When I met Jamie in 1985, the third time we met, we talked about death, of its various forms, and of the ways in which people of African descent have been on intimate terms with forms and varieties of death in the death-dodging, death-denying and death-ducking of modern civilizations, USA. Slavery itself, dreaded social death; Jim Crow, civic death; how to hate oneself, psychic death; wrestling with one’s no-body-ness, spiritual death; the death in one that must be confronted in order for any kind of freedom to flow therefrom. Echoes of Seneca: he or she who learns how to die unlearns slavery. Or even Socrates, philosophy itself, mediation on and preparation for death.

It’s important that we recognize in the life and work of Brother Jamie that he represents a new breed of black intellectual produced by a culture on the underside of modernity. And by “new breed,” what I mean is that, given his energy and the quality of his mind, he was willing to no longer confine himself to the Afro-American terrain, but rather to try to redefine the whole in light of his understanding of that terrain. When we look to his work, we see Jamie as a symbol of a new generation of black intellectuals: self-confident, no longer anxiety-ridden, no longer looking for approval and legitimacy in the eyes of their white peers, willing to flex their intellectual muscles and move in whatever directions and trajectories they choose. It was a very new movement in black intellectual life.

Jamie Snead, in some ways, is the last moment of a humanist tradition that’s mediated through a concern for suffering associated with Jerusalem. This has to be understood within this context of his Christian faith. It may have been closeted, but it was very real. Still, he never allowed it to be a blinder. He never allowed it to be a set of dogmas and doctrine such that he could not be eclectic and open to Marxism, structuralism, poststructuralism, feminism, anti-homophobic thought, and so forth. But he still knew who he was.

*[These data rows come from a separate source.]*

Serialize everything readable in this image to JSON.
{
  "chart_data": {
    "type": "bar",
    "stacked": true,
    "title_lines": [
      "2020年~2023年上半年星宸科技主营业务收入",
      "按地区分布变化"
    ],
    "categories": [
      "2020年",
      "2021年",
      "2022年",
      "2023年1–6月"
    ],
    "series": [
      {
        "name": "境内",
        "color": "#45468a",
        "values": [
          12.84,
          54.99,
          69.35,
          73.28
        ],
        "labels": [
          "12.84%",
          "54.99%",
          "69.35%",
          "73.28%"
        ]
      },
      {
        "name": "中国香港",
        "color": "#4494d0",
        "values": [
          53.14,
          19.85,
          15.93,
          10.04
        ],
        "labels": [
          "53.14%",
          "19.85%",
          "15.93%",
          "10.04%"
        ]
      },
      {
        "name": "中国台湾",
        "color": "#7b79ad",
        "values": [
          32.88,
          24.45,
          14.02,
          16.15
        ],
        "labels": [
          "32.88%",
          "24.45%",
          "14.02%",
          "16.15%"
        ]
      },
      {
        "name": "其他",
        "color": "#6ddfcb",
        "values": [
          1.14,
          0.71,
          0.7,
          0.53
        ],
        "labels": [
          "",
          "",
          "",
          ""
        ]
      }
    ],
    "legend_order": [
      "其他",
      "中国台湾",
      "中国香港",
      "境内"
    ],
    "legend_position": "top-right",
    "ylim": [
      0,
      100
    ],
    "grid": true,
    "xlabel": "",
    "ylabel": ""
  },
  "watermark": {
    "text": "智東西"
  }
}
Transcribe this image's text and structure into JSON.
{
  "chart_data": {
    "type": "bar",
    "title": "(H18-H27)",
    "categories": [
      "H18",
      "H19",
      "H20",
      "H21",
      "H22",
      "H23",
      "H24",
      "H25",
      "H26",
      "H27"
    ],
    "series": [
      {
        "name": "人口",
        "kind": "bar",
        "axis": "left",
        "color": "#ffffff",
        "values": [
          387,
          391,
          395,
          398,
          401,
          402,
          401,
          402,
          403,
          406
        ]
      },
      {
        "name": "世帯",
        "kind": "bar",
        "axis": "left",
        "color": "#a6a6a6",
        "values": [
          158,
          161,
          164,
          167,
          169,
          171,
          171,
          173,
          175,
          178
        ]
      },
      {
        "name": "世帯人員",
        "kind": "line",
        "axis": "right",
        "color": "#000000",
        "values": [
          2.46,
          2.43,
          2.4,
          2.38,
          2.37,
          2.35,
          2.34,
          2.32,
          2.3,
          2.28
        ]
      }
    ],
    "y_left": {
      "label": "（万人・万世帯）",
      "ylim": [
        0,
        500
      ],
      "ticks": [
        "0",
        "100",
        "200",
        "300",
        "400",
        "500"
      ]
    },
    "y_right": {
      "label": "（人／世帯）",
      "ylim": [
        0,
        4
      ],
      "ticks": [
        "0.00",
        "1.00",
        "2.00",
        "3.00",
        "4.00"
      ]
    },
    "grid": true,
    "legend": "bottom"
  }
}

Why? Because he had to preserve his particular sense of himself as a person with intellectual integrity. That’s the best of the Socratic tradition. The irony is that it’s so rare that people will not connect the flat-nosed, big-lipped, huge-necked, pot-bellied, barefoot Socrates with a black intellectual, as if somehow it’s distant, as if they don’t belong together. And Jamie Snead says, I’m trying to take this Socratic vocation seriously. And I see it in Erasmus, I see it in Lichtenberg, I see it in Swift, I saw it in James Baldwin. I can read Matthew Arnold and keep track of synoptic vision and synecdochic orientation without being duped by an imperialist sensibility and still learn something. The dialectical orientation. And, of course, in the mainstream of the academy, all they’re concerned about for the most part is how many negroes we got on the roster.

The three things denied in American Pollyannaish sentimental culture and hotel civilization: denial of time, denial of the body, denial of death. Black folk put it right at the center; all we have is our bodies. We stylize our bodies in space and time because we don’t control anything else. Jamie Snead came out of this tradition, but in the most cosmopolitan sense. He was not just a young, highly smart, and clever professor who taught up until 1989 —the issues, the questions, the problematic that he wrestled with have repercussions and ramifications for each and every one of us on every corner of the globe. That’s a challenge to us, but I also hope it’s wind at our back, because I know it is for me.